- Promotional poster
- Directed by: R.L. Frost
- Written by: Bob Cresse Wes Bishop
- Produced by: Bob Cresse Wes Bishop
- Starring: Maria Lease Kathy Williams Bob Cresse Phil Poth John Alderman Carolyn Appleby David F. Friedman Bruce Kimball Natasha Steel
- Cinematography: R.L. Frost
- Distributed by: Olympic International Films
- Release date: October 4, 1969 (Japan);
- Running time: 96 minutes
- Country: United States
- Language: English

= Love Camp 7 =

Love Camp 7 is a 1969 American women-in-prison Nazisploitation B-movie directed by Lee Frost (credited as R.L. Frost) and written by Wes Bishop and Bob Cresse, the latter of whom also portrays a sadistic camp commandant.

==Plot==
Two officers from the American Women's Army Corps volunteer to go undercover in a Nazi concentration camp to gather information and potentially rescue Martha Grossman, a Jewish scientist. The female inmates serve as sex slaves for German officers and are subjected to humiliating treatment, torture, and rape.

When the two female agents learn that their target is being held in solitary detention, one of them arranges to be punished so that she can make contact. This leads to Lt. Harman being stripped and strung up by her wrists. The target uses her body to free Harman, and they attempt their escape. The escape plan ends in a climactic battle.

==Cast==
- Maria Lease as WAC Lieutenant Linda Harman
- Kathy Williams as WAC Lieutenant Grace Freeman
- Bob Cresse as Commandant
- Phil Poth
- John Aiderman as Captain Robert Calais
- Carolyn Appleby as Blonde Prisoner
- Dave Friedman as Colonel Max Kemp
- Bruce Kimball as Sergeant Klaus Müller
- Rod Wilmouth as Colonel Karl Müller
- Rodger Steel as General Erich Von Hamer
- Natasha Steel
- Patricia Roddy
- Lee Frost (uncredited) as Taxi Driver

==Reception==
Love Camp 7 is regarded as a cult classic because it represents the beginning of a fashion for exploitation films about women in prison in the 1970s, such as Women in Cages (1971) and The Big Bird Cage (1972), both of which made Pam Grier a recognizable name in the genre. It is also the first in the Nazi exploitation (or Nazisploitation) genre of concentration camp movies, including Ilsa: She-Wolf of the SS (1974) – which was produced by David F. Friedman and led to several sequels with Dyanne Thorne as the titular character – and the Italian Nazi Love Camp 27 (1977) and Last Orgy of the Third Reich (1977), the latter of which helped launch Daniela Poggi's showbusiness career.

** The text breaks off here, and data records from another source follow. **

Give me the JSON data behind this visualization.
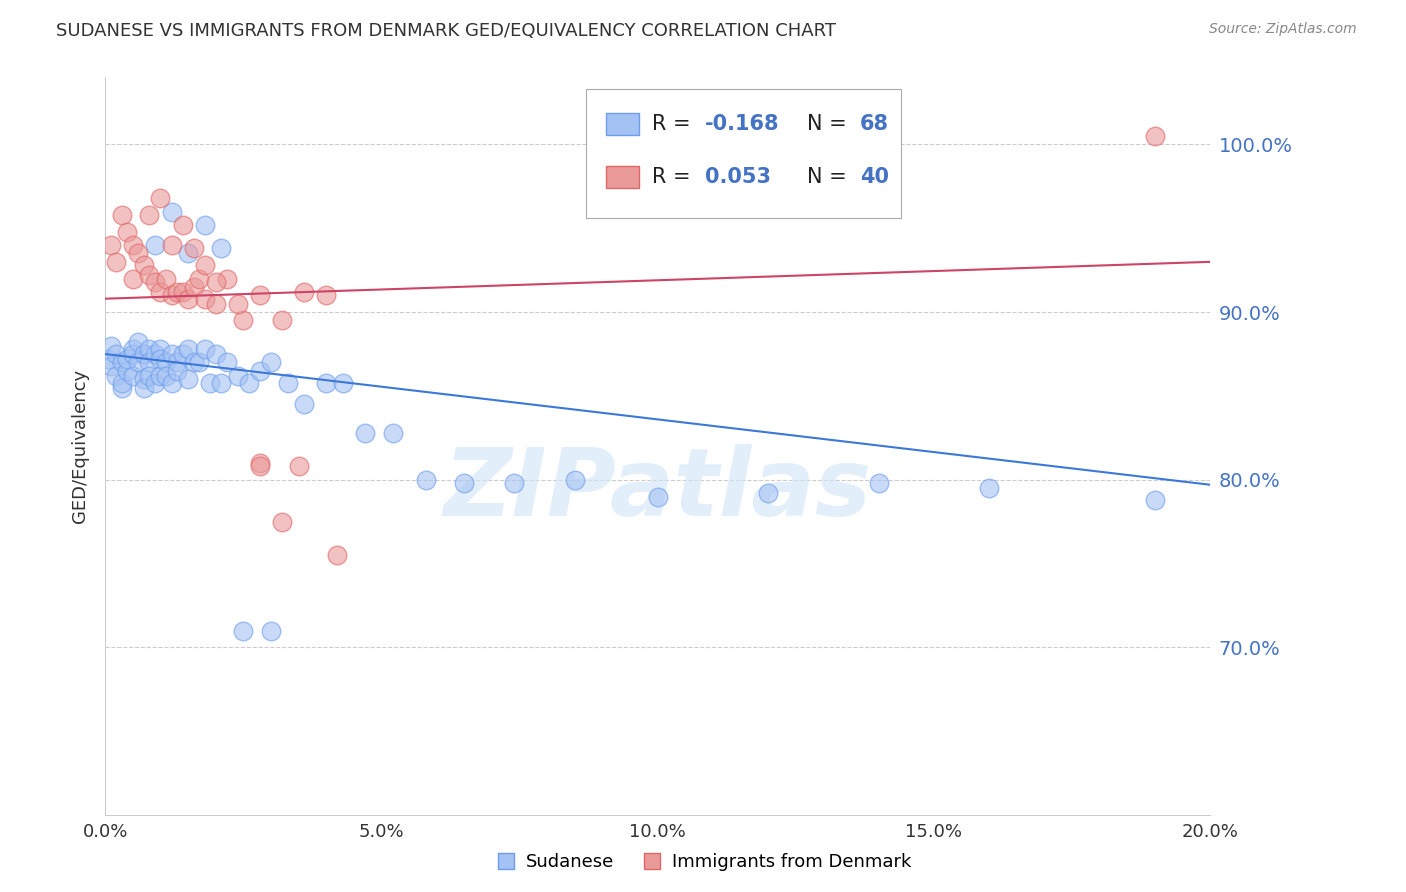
{
  "title": "SUDANESE VS IMMIGRANTS FROM DENMARK GED/EQUIVALENCY CORRELATION CHART",
  "source": "Source: ZipAtlas.com",
  "ylabel": "GED/Equivalency",
  "legend_blue_label": "Sudanese",
  "legend_pink_label": "Immigrants from Denmark",
  "blue_color": "#a4c2f4",
  "pink_color": "#ea9999",
  "blue_edge_color": "#6d9eeb",
  "pink_edge_color": "#e06666",
  "blue_line_color": "#3c78d8",
  "pink_line_color": "#cc4466",
  "legend_text_color": "#4472c4",
  "xmin": 0.0,
  "xmax": 0.2,
  "ymin": 0.6,
  "ymax": 1.04,
  "yticks": [
    0.7,
    0.8,
    0.9,
    1.0
  ],
  "xticks": [
    0.0,
    0.05,
    0.1,
    0.15,
    0.2
  ],
  "blue_scatter_x": [
    0.0005,
    0.001,
    0.001,
    0.002,
    0.002,
    0.003,
    0.003,
    0.003,
    0.004,
    0.004,
    0.005,
    0.005,
    0.005,
    0.006,
    0.006,
    0.007,
    0.007,
    0.007,
    0.008,
    0.008,
    0.008,
    0.009,
    0.009,
    0.01,
    0.01,
    0.01,
    0.011,
    0.011,
    0.012,
    0.012,
    0.013,
    0.013,
    0.014,
    0.015,
    0.015,
    0.016,
    0.017,
    0.018,
    0.019,
    0.02,
    0.021,
    0.022,
    0.024,
    0.026,
    0.028,
    0.03,
    0.033,
    0.036,
    0.04,
    0.043,
    0.047,
    0.052,
    0.058,
    0.065,
    0.074,
    0.085,
    0.1,
    0.12,
    0.14,
    0.16,
    0.19,
    0.009,
    0.012,
    0.015,
    0.018,
    0.021,
    0.025,
    0.03
  ],
  "blue_scatter_y": [
    0.872,
    0.88,
    0.868,
    0.875,
    0.862,
    0.87,
    0.855,
    0.858,
    0.865,
    0.872,
    0.878,
    0.875,
    0.862,
    0.87,
    0.882,
    0.86,
    0.875,
    0.855,
    0.878,
    0.87,
    0.862,
    0.875,
    0.858,
    0.878,
    0.872,
    0.862,
    0.87,
    0.862,
    0.875,
    0.858,
    0.87,
    0.865,
    0.875,
    0.878,
    0.86,
    0.87,
    0.87,
    0.878,
    0.858,
    0.875,
    0.858,
    0.87,
    0.862,
    0.858,
    0.865,
    0.87,
    0.858,
    0.845,
    0.858,
    0.858,
    0.828,
    0.828,
    0.8,
    0.798,
    0.798,
    0.8,
    0.79,
    0.792,
    0.798,
    0.795,
    0.788,
    0.94,
    0.96,
    0.935,
    0.952,
    0.938,
    0.71,
    0.71
  ],
  "pink_scatter_x": [
    0.001,
    0.002,
    0.003,
    0.004,
    0.005,
    0.005,
    0.006,
    0.007,
    0.008,
    0.009,
    0.01,
    0.011,
    0.012,
    0.013,
    0.014,
    0.015,
    0.016,
    0.017,
    0.018,
    0.02,
    0.022,
    0.025,
    0.028,
    0.032,
    0.036,
    0.04,
    0.028,
    0.032,
    0.008,
    0.01,
    0.012,
    0.014,
    0.016,
    0.018,
    0.02,
    0.024,
    0.028,
    0.035,
    0.042,
    0.19
  ],
  "pink_scatter_y": [
    0.94,
    0.93,
    0.958,
    0.948,
    0.92,
    0.94,
    0.935,
    0.928,
    0.922,
    0.918,
    0.912,
    0.92,
    0.91,
    0.912,
    0.912,
    0.908,
    0.915,
    0.92,
    0.908,
    0.905,
    0.92,
    0.895,
    0.91,
    0.895,
    0.912,
    0.91,
    0.81,
    0.775,
    0.958,
    0.968,
    0.94,
    0.952,
    0.938,
    0.928,
    0.918,
    0.905,
    0.808,
    0.808,
    0.755,
    1.005
  ],
  "blue_trend_x": [
    0.0,
    0.2
  ],
  "blue_trend_y": [
    0.875,
    0.797
  ],
  "pink_trend_x": [
    0.0,
    0.2
  ],
  "pink_trend_y": [
    0.908,
    0.93
  ],
  "watermark": "ZIPatlas",
  "background_color": "#ffffff",
  "grid_color": "#cccccc"
}
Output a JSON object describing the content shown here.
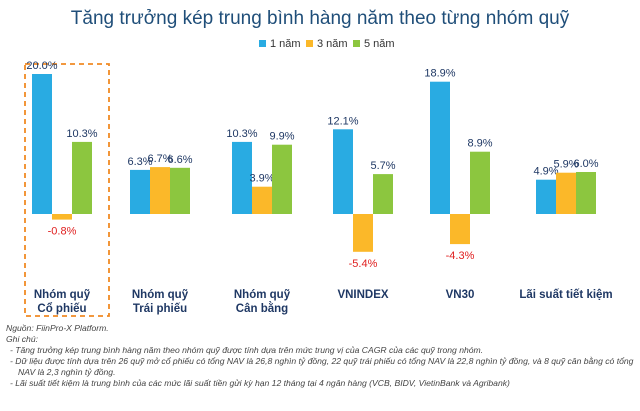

It was declined a video certificate by the British Board of Film Classification in 2002 and by the New Zealand Office of Film & Literature Classification. The film was then one of the 72 video nasties banned in the UK. The BBFC upheld their rejection of the film when it was submitted for a certificate for streaming in 2020. It was originally banned in Australia, before passing several times in a modified version with an R18+ rating. It was finally passed uncut in 2005.